Mr. Chair and members of the committee, thank you for the opportunity to appear before you today to discuss the role of CBSA in the H2O highway corridor.
To save time, I've provided a bio of my experience.
I appear before you today to offer a clear and candid assessment of where the current system is failing and where meaningful improvement is both possible and necessary.
The reality is straightforward. The system is not working, and the data is unequivocal. In 2024, CBSA intercepted approximately 2,200 stolen vehicles, which is roughly 4% of the more than 57,000 vehicles that were stolen nationally that year. In 2025, that interception rate fell below 3%. This decline persists, despite prior testimony before this committee indicating that 60% of the stolen vehicles are destined for export primarily through the port of Montreal .

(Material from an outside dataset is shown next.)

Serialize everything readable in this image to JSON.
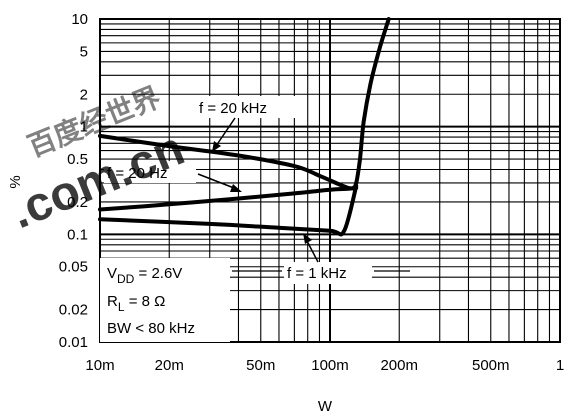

Organized crime exploits predictable weaknesses in the export control system. Vehicles are falsely declared as household goods or electronics. Containers are loaded inland and blended in with legitimate cargo. Export documentation can be altered after vessels depart.
Most critically, many stolen vehicles are revinned with VINs that are cloned or altered. They cannot be detected by X-ray scanners. Only physical inspections and document verification can identify them, yet such inspections occur far too infrequently.

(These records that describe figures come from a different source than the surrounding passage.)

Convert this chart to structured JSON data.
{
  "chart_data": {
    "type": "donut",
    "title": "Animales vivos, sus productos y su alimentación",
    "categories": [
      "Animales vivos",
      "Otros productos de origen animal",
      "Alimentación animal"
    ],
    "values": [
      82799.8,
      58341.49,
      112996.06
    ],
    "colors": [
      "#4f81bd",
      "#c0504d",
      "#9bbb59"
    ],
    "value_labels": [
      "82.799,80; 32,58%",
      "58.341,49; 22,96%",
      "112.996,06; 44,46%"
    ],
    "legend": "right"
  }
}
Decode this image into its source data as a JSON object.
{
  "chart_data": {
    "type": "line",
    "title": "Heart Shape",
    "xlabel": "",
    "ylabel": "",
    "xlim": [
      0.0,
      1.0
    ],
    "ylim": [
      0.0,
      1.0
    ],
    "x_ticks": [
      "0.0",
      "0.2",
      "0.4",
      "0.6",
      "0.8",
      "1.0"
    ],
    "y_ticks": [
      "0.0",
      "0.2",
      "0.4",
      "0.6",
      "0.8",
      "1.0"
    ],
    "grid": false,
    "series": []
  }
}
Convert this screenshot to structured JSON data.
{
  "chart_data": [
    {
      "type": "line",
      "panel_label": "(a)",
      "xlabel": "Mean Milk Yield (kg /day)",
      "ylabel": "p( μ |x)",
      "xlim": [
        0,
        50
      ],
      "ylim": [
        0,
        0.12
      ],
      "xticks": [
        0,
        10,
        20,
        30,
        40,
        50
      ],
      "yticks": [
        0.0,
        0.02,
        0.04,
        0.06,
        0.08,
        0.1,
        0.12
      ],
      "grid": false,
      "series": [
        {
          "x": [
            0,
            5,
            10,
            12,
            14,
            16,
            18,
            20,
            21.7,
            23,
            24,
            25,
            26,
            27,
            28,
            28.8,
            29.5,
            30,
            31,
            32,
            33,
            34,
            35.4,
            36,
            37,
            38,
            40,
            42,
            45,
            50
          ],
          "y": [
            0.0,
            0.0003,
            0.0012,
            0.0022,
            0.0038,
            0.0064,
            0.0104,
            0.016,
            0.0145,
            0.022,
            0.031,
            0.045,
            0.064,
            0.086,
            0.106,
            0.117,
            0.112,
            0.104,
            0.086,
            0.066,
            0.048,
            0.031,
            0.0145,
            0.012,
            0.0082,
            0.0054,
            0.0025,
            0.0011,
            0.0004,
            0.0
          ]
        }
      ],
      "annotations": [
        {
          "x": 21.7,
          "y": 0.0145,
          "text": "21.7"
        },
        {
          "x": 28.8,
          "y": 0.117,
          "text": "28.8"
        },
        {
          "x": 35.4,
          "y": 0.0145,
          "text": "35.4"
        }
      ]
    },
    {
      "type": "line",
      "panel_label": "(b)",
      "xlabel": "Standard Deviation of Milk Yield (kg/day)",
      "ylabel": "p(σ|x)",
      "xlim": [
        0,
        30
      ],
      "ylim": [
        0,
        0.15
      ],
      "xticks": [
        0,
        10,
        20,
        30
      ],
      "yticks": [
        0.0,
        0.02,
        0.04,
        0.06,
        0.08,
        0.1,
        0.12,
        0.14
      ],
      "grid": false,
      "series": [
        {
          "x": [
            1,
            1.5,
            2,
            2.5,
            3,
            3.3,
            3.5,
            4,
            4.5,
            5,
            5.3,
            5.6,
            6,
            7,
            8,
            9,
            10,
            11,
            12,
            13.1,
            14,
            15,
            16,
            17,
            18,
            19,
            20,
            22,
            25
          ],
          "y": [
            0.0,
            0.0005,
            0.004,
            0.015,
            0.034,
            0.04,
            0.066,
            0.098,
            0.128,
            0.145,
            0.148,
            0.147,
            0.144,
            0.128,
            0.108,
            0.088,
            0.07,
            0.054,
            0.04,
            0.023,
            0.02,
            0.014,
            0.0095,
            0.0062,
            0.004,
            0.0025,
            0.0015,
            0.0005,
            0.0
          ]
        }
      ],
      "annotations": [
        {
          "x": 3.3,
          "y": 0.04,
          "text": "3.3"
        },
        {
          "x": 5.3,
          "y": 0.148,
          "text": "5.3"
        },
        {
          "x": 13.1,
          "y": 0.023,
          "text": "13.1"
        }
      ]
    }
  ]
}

CBSA relies upon a risk-based inspection model. However, physical examinations are conducted on fewer than 4% of the outbound containers—often less. Past audits have indicated that many high-risk electronic lookouts are not referred to secondary inspection. These are systemic vulnerabilities that organized crime and criminal networks have learned to exploit.
As a result, Canada's ports are increasingly being used as criminal gateways. The port of Montreal, for example, processes roughly 70% of Canada's legitimate vehicle exports but remains the epicentre for stolen vehicle activity. However, the problem is no longer confined to a single port. Halifax has experienced a sharp rise in vehicle-related financial fraud. Container traffic through Saint John has more than doubled. Vancouver, which is Canada's largest container port, physically inspects a small fraction of the outbound shipments.

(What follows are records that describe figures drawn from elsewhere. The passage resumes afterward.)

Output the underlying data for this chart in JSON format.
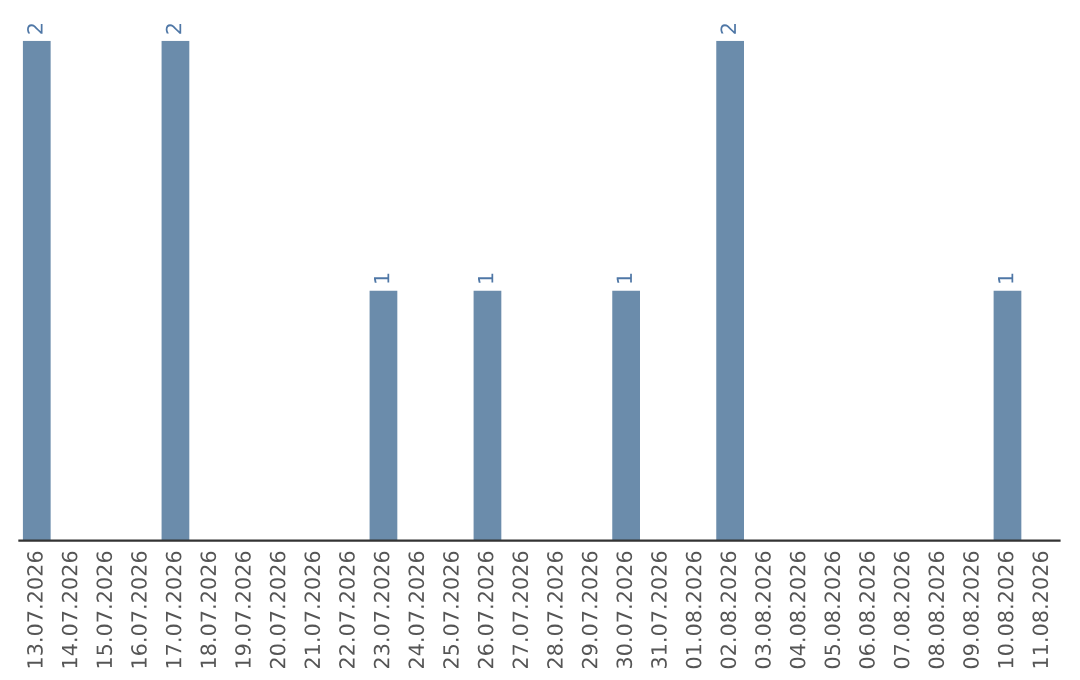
{
  "chart_data": {
    "type": "bar",
    "categories": [
      "13.07.2026",
      "14.07.2026",
      "15.07.2026",
      "16.07.2026",
      "17.07.2026",
      "18.07.2026",
      "19.07.2026",
      "20.07.2026",
      "21.07.2026",
      "22.07.2026",
      "23.07.2026",
      "24.07.2026",
      "25.07.2026",
      "26.07.2026",
      "27.07.2026",
      "28.07.2026",
      "29.07.2026",
      "30.07.2026",
      "31.07.2026",
      "01.08.2026",
      "02.08.2026",
      "03.08.2026",
      "04.08.2026",
      "05.08.2026",
      "06.08.2026",
      "07.08.2026",
      "08.08.2026",
      "09.08.2026",
      "10.08.2026",
      "11.08.2026"
    ],
    "values": [
      2,
      0,
      0,
      0,
      2,
      0,
      0,
      0,
      0,
      0,
      1,
      0,
      0,
      1,
      0,
      0,
      0,
      1,
      0,
      0,
      2,
      0,
      0,
      0,
      0,
      0,
      0,
      0,
      1,
      0
    ],
    "value_labels": [
      "2",
      null,
      null,
      null,
      "2",
      null,
      null,
      null,
      null,
      null,
      "1",
      null,
      null,
      "1",
      null,
      null,
      null,
      "1",
      null,
      null,
      "2",
      null,
      null,
      null,
      null,
      null,
      null,
      null,
      "1",
      null
    ],
    "color": "#6b8cab",
    "ylim": [
      0,
      2
    ],
    "tick_labels": "x",
    "grid": false,
    "legend": false
  }
}
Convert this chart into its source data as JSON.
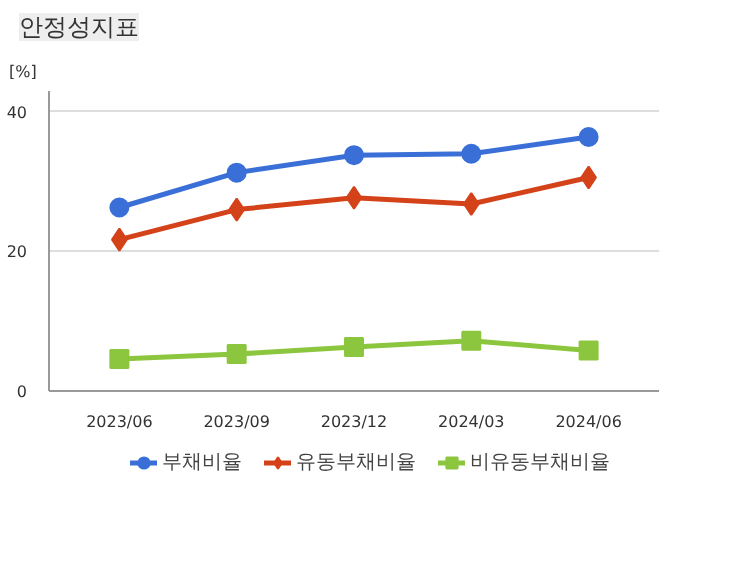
{
  "chart_data": {
    "type": "line",
    "title": "안정성지표",
    "ylabel": "[%]",
    "categories": [
      "2023/06",
      "2023/09",
      "2023/12",
      "2024/03",
      "2024/06"
    ],
    "ylim": [
      0,
      43
    ],
    "yticks": [
      0,
      20,
      40
    ],
    "grid": "y",
    "legend": "bottom",
    "line_style": "solid",
    "series": [
      {
        "name": "부채비율",
        "color": "#3a6fd8",
        "marker": "circle",
        "values": [
          26.3,
          31.3,
          33.8,
          34.0,
          36.4
        ]
      },
      {
        "name": "유동부채비율",
        "color": "#d4421a",
        "marker": "diamond",
        "values": [
          21.7,
          26.0,
          27.7,
          26.8,
          30.6
        ]
      },
      {
        "name": "비유동부채비율",
        "color": "#8cc63f",
        "marker": "square",
        "values": [
          4.6,
          5.3,
          6.3,
          7.2,
          5.8
        ]
      }
    ]
  }
}
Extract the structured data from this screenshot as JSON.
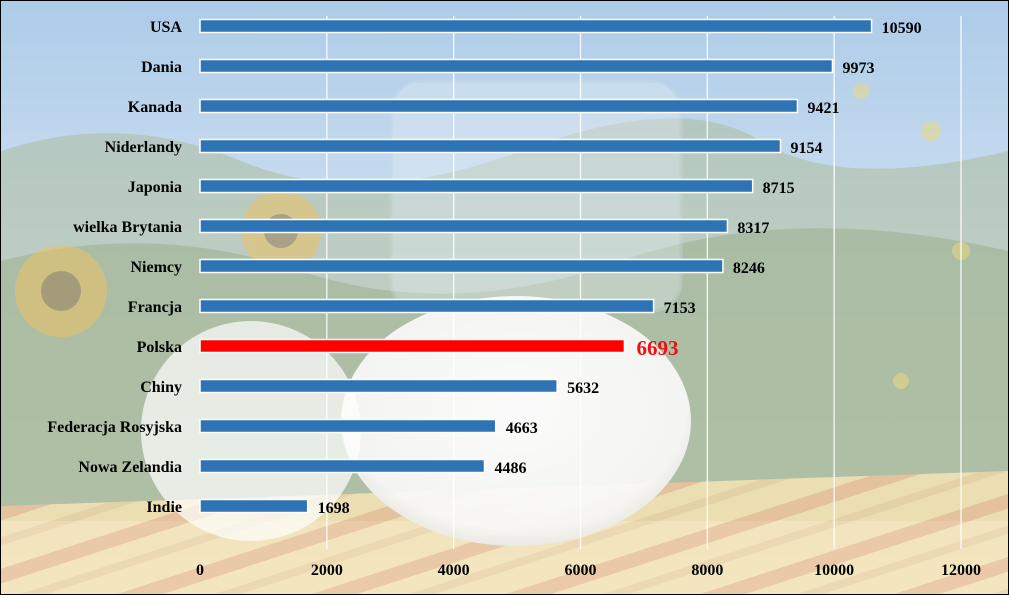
{
  "chart_data": {
    "type": "bar",
    "orientation": "horizontal",
    "categories": [
      "USA",
      "Dania",
      "Kanada",
      "Niderlandy",
      "Japonia",
      "wielka Brytania",
      "Niemcy",
      "Francja",
      "Polska",
      "Chiny",
      "Federacja Rosyjska",
      "Nowa Zelandia",
      "Indie"
    ],
    "values": [
      10590,
      9973,
      9421,
      9154,
      8715,
      8317,
      8246,
      7153,
      6693,
      5632,
      4663,
      4486,
      1698
    ],
    "value_labels": [
      "10590",
      "9973",
      "9421",
      "9154",
      "8715",
      "8317",
      "8246",
      "7153",
      "6693",
      "5632",
      "4663",
      "4486",
      "1698"
    ],
    "highlight": "Polska",
    "xlim": [
      0,
      12000
    ],
    "x_ticks": [
      0,
      2000,
      4000,
      6000,
      8000,
      10000,
      12000
    ],
    "x_tick_labels": [
      "0",
      "2000",
      "4000",
      "6000",
      "8000",
      "10000",
      "12000"
    ],
    "grid": "vertical",
    "background": "photo-of-milk-jug-and-sunflowers",
    "colors": {
      "bar": "#2e74b5",
      "bar_highlight": "#ff0000",
      "highlight_label": "#ee1111",
      "grid": "#ffffff"
    }
  }
}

The pattern is unmistakable. Where enforcement presence is limited or inconsistent, criminal exploitation exists and thrives. The absence of a visible deterrent becomes the invitation. These risks are accelerating as Canada's port network expands and global trade patterns are shifting.
To be clear, CBSA faces genuine operational and legal constraints. It cannot inspect every container. Current scanning technology cannot verify VIN integrity. Export data sharing remains limited. Training standards and investigative tools have not kept pace with the sophistication of modern criminal networks.
This is not a failure of CBSA officers by any means, but it is a failure of the system design. The private sector can play a constructive role, but only if it's done correctly.
Let me be unequivocal. Under current laws, private companies cannot and should not exercise enforcement authority in the ports. The outsourcing of enforcement functions risks legal challenges, charter violations and compromised prosecutions. These are real concerns that have been raised with CBSA.
However, there is a viable alternative option. Qualified private sector partners can augment CBSA capacity through expertise and technology scale, provided that the enforcement authority remains firmly with CBSA and governance is clearly defined. Elements of this approach already do exist. That model, however, carries legal risk, lacks scalability and transparency, and has resulted in limited and inequitable access to government-derived data.
With proper oversight, the model can be modernized. Trusted private sector partners can support CBSA through advanced analytics, AI-driven targeting of pre-screening, standardized national training support, and most critically, scalable vehicle examinations across all ports—not just at the port of Montreal.
This is not privatization. It is force multiplication. When criminals believe detection is likely at any port, their behaviour will change. It is possible to reduce random inspections and trade delays and increase capacity without major new infrastructure. VIN fraud is detected more efficiently. Public confidence improves with transparency and measurable outcomes.
In closing, I respectfully offer to the committee five recommendations for your consideration.
First, mandate a national standardized training model for CBSA officers that is focused on consistent, defensible, risk-based targeting.
Second, fully implement the mandatory 72-hour advance export filing to finally close off the post-departure documentation loophole.
Third, expand VIN data sharing, under strict governance, to additional trusted private sector partners for anti-fraud purposes.
Fourth, establish fair and transparent service-level agreements for inspection facilities—including qualified vehicle examinations—to standardize timelines, costs and accountability.
Finally, create the conditions to pilot a private sector augmentation model focused on VIN examinations to significantly increase capacity without transferring authority.
Stolen vehicles continue to leave Canada, not because the CBSA lacks commitment, but because the system lacks scale, transparency, modern tools and consistency. To be clear, the process urgently needs to adapt.
With those comments, I'll close. Thank you. I welcome your questions.